Ну а в чем тогда дело? Кажется, всем известно, что можно ведь помочь ближнему и по-другому. Чем же? Добрыми советами, не так ли? Мне даже и представить себе страшно, с каким видом он стал бы их слушать. Сегодня, когда я в десятый раз повторил, что он нам не подойдет, у меня просто горло перехватило от жалости, я решился и протянул ему бумажку в десять песо. Да так и остался стоять с протянутой рукой. Он пристально поглядел мне в лицо (взгляд его выражал многое, но, кажется, больше всего в нем было жалости ко мне) и сказал, неприятно картавя: «Вы не г'азобрались в ситуации», что, конечно, святая правда. Я не разобрался. Ну и пусть, не желаю больше думать обо всем этом.
Вторник, 2 апреля
Я редко вижу своих детей. Особенно Хаиме. Любопытно, что как раз его мне хотелось бы видеть чаще. Из всех троих у него единственного есть чувство юмора. Не знаю, играет ли симпатия какую-либо роль в отношениях родителей с детьми, только Хаиме мне симпатичнее остальных, это так. Но зато он и самый скрытный. Сегодня я видел Хаиме, а он меня не видел. Странное впечатление. Муньос проводил меня до угла улиц Конвенсьон и Колония, мы стали прощаться. И тут я увидел сына, он шел по противоположной стороне улицы. С ним еще двое, неприятные какие-то, в походке, кажется, что-то противное, а может, в одежде; я не запомнил, потому что смотрел только на Хаиме, Он что-то рассказывал, а приятели громко хохотали и кривлялись. Сам Хаиме не смеялся, но лицо было довольное, даже не довольное, нет, скорее у него было лицо человека, уверенного в своем превосходстве, в своей власти над приятелями.
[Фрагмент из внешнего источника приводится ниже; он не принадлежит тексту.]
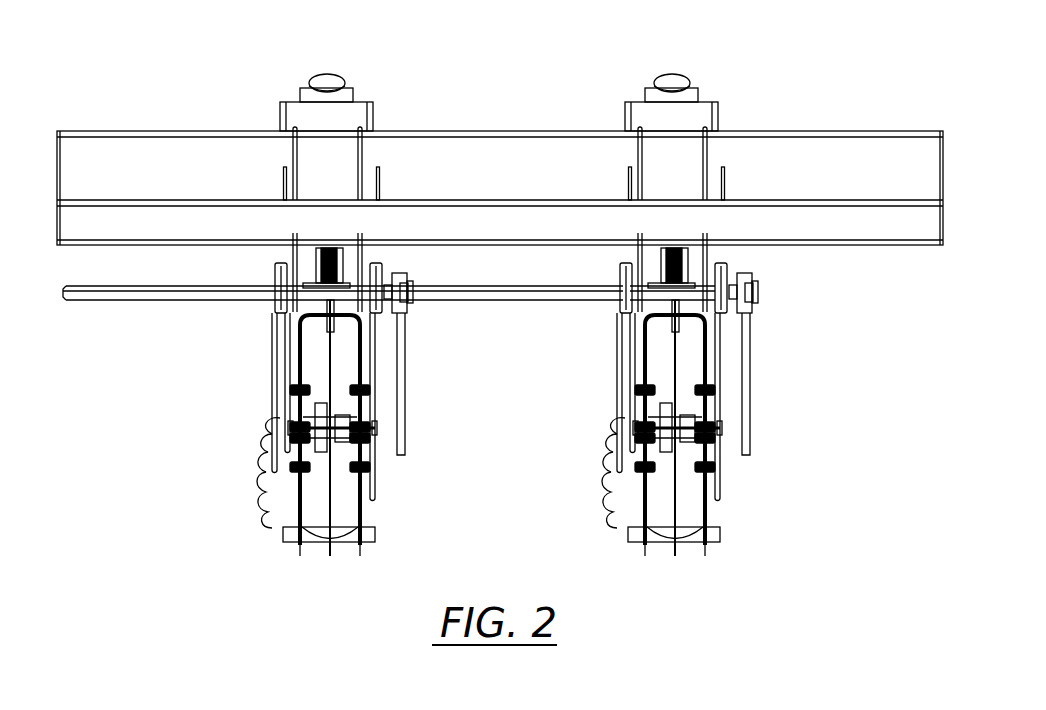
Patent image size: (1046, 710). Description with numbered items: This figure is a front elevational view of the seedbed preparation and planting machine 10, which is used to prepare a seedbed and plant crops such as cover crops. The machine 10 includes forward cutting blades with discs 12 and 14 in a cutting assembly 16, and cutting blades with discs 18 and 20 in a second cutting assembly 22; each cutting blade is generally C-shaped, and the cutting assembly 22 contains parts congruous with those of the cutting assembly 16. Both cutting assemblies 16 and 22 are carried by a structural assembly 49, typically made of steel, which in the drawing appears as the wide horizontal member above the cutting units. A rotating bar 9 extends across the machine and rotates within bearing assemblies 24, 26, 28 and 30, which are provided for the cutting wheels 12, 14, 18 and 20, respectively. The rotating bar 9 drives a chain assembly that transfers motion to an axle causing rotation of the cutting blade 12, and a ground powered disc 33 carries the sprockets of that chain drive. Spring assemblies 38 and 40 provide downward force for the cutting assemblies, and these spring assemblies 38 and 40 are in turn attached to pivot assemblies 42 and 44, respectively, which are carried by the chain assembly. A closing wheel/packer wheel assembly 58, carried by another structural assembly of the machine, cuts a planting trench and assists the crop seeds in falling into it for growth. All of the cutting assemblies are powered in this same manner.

Вечером я сказал Хаиме: «Я тебя сегодня видел на улице Колония. С двумя какими-то». Мне показалось, будто он покраснел. Может, я ошибся. «Один из нашей конторы, а другой — брат его двоюродный», — отвечал он. «Ты их, по-моему, чем-то рассмешил», — прибавил я. «Да ну, им любую чепуху расскажи — будут хохотать».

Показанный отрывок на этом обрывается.